Exorcising Demons for Gold ( Day 7, Beijing 22)

Lindsey Jacob Ellis, winning Women’s Snowboard Cross. Photo by Clive Rose.

Every Olympic athlete suffers. Every Olympian, every medalist, every winner has their own long story of hardship and sacrifice. Yet, there are a handful of stories every quadrennial cycle that stand out as just a little more meaningful.

Some might characterize these as stories of redemption, a perennial issue at the Games, as I’ve noted before. Some athletes simply take a little longer to get to the top of the podium. Some are haunted, but not as much by visions of lost medals as by the media. Even a previous gold isn’t always enough to keep the demons away. It’s why the Olympics is particularly hard on also-rans. The four year interval is a killer because it takes so long to wait to try again.

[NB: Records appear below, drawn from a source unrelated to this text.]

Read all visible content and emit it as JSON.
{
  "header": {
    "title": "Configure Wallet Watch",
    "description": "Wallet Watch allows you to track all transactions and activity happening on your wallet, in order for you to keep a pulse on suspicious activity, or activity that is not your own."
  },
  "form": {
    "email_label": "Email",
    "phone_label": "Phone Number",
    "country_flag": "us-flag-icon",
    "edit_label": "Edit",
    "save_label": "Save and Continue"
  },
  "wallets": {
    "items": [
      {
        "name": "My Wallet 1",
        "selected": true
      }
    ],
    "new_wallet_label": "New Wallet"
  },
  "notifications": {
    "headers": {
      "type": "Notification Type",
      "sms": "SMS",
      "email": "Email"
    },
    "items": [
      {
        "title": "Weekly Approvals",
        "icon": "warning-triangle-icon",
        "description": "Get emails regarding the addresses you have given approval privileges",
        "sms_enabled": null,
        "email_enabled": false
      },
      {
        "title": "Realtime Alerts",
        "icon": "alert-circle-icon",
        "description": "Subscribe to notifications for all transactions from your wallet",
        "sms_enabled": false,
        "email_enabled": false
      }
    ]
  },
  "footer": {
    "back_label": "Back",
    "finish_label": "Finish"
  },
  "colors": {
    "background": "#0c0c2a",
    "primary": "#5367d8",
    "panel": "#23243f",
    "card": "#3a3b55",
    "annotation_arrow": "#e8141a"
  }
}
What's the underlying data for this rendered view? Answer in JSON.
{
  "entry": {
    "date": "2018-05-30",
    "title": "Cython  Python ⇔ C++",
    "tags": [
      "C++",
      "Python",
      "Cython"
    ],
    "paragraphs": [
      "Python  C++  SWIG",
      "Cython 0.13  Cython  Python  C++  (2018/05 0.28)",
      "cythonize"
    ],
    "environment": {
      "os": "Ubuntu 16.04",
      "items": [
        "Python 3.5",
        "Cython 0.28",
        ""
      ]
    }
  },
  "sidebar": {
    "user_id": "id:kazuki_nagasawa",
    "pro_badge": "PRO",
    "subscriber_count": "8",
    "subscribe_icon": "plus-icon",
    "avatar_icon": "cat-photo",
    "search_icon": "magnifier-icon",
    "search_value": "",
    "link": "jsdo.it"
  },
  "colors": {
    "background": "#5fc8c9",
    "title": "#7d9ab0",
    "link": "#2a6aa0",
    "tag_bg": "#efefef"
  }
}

Lara Guy-Behrami celebrates her Super G win. Photo by Robert Bukaty.

Finally!

The oldest this. The longest that. The most years between the first Olympics and a win. These are the epithets that get tagged on to Olympians of an entire class. Winter athletes work in harsh and dangerous conditions, conditions for the young. Yet, there are 30-year-olds in the mix, because it takes experience to slice off that extra edge next to a slalom gate or to squeeze a few inches in front of the snowboard cross racer behind you.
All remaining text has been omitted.